We got an update today. I am very grateful to my agency for supplying updates. I know their job cannot be fun with all of us grouchy waiting parents out there. (I try not to be grouchy with them, but I am sure it spills over...)  Well, we have been praying for a good update.  And we got a partial one. It looks like we may be about done with family court, which is one of the three major steps.  We are just waiting for a final report on that one. The not so good news is that we found out that the US Embassy (yes, our OWN Embassy) has rejected not ONCE but TWICE our adoption form.  Why? It could be because I dotted the i wrong or we used the wrong color of ink (though the form doesn't specify an ink color).  Apparently that has become the "new thing" around the Embassy in Guatemala.  Rejecting paperwork.  Thus no preapproval.  :(  We are very sad, obviously.  And irritated.  And just sitting at the feet of Jesus.  Because we know Jesus is bigger than the Embassy.  And as our paperwork makes ANOTHER attempt to get in (which is challenge #1) and get accepted (challenge #2), we know specifically how to pray now.  Thank you for flooding the gates of heaven for us and Maria.

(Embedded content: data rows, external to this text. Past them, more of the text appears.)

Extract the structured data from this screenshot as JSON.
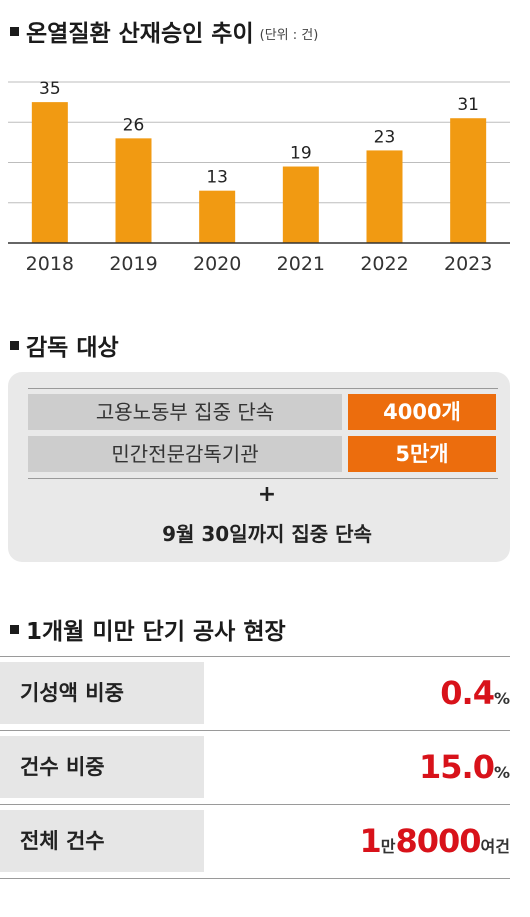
{
  "section1": {
    "title": "온열질환 산재승인 추이",
    "unit": "(단위 : 건)"
  },
  "chart_data": {
    "type": "bar",
    "title": "온열질환 산재승인 추이",
    "unit": "건",
    "categories": [
      "2018",
      "2019",
      "2020",
      "2021",
      "2022",
      "2023"
    ],
    "values": [
      35,
      26,
      13,
      19,
      23,
      31
    ],
    "ylim": [
      0,
      40
    ],
    "grid": true,
    "bar_color": "#f19a12"
  },
  "section2": {
    "title": "감독 대상",
    "rows": [
      {
        "label": "고용노동부 집중 단속",
        "value": "4000개"
      },
      {
        "label": "민간전문감독기관",
        "value": "5만개"
      }
    ],
    "plus": "+",
    "note": "9월 30일까지 집중 단속"
  },
  "section3": {
    "title": "1개월 미만 단기 공사 현장",
    "rows": [
      {
        "label": "기성액 비중",
        "parts": [
          {
            "big": "0.4"
          },
          {
            "small": "%"
          }
        ]
      },
      {
        "label": "건수 비중",
        "parts": [
          {
            "big": "15.0"
          },
          {
            "small": "%"
          }
        ]
      },
      {
        "label": "전체 건수",
        "parts": [
          {
            "big": "1"
          },
          {
            "small": "만"
          },
          {
            "big": "8000"
          },
          {
            "small": "여건"
          }
        ]
      }
    ]
  },
  "colors": {
    "bar": "#f19a12",
    "accent_orange": "#ec6d0d",
    "accent_red": "#d8121a",
    "panel_bg": "#e9e9e9"
  }
}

Oh, one more prayer request.  Actually two. 
Jake Owen and Jacob.  They are two boys I pray for.  They have had a rough weekend.  If you have never read their stories, I can promise you that your life will NOT be the same.
4/11/2006  Dear friends, family, countrymen...oops, got carried away. :)

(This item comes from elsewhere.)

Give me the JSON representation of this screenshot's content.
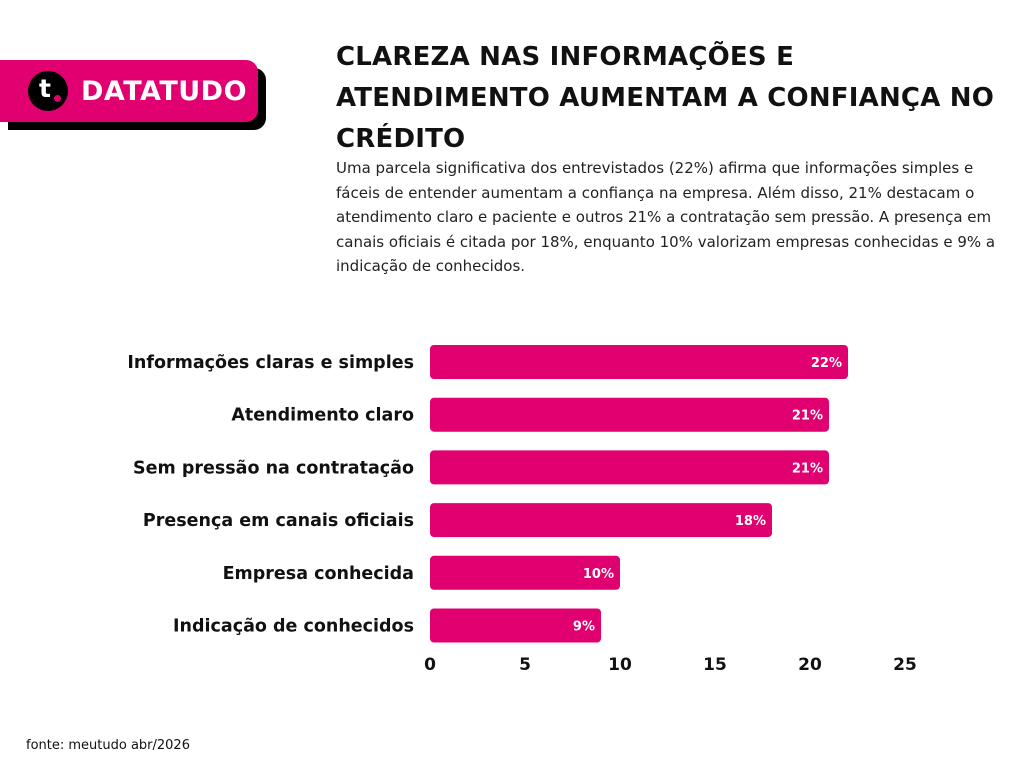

Today was my day of prayer.  Yes, every day is a day of prayer, but I have been taking one day a week to spend in even more prayer.  Today was it.  And I did pray, especially for the two little guys I mentioned yesterday.  And numerous other prayer requests.  And of course, for our little Maria.  But instead of focusing the entire day on "God, please give us..." or "God, we want..." I found myself thinking more in terms of praise.  Two "thanksgiving" songs have replayed in my head all day. In fact, today's verse is the latest one.  Psalms 100:4-5, "Enter His gates with thanksgiving, And into His courts with praise.  Be thankful to Him, and bless His name.  For the Lord is good; His mercy is everlasting, And His truth endures to all generations."

Surprised?  Yes, me too. I thought I would be a little more...depressed.  After all, our own Embassy insists on rejecting our paperwork for no apparent reason.  Maria is miles and miles away and not likely to be with us anytime soon.  And this is Holy Week...NOTHING is happening until next Tuesday more than likely.  But instead, I just feel thankful to God.  Why? I  have not one CLUE.  But I do know He has been faithful even in this storm.  And I will praise Him.  (One of Mark's and my favorite new songs...)  Just in the last few days, I have had some of the most encouraging e-mails.  Some from friends I have known for years.  Some from people I have just met via the Internet.  And I don't even know that their intention was to encouage...but they did.  You may have noticed, if you ever read the guestbook, that I get frequent postings from Dianna and Cole (and subsequently from Penny, a friend of theirs).  I have never met them.  I just started following Cole's story several months ago, including incredible testimony from his parents.  And now they have become my encouragers.  And in all of this, I am just amazed that God loves me SO much, He takes care of those little details.  I may not be able to bring Maria home like I desire.  But He has sent me friends, family, and support that I might not have ever gotten to enjoy/appreciate without this journey.  And again, I can't help but say, "Thank you!"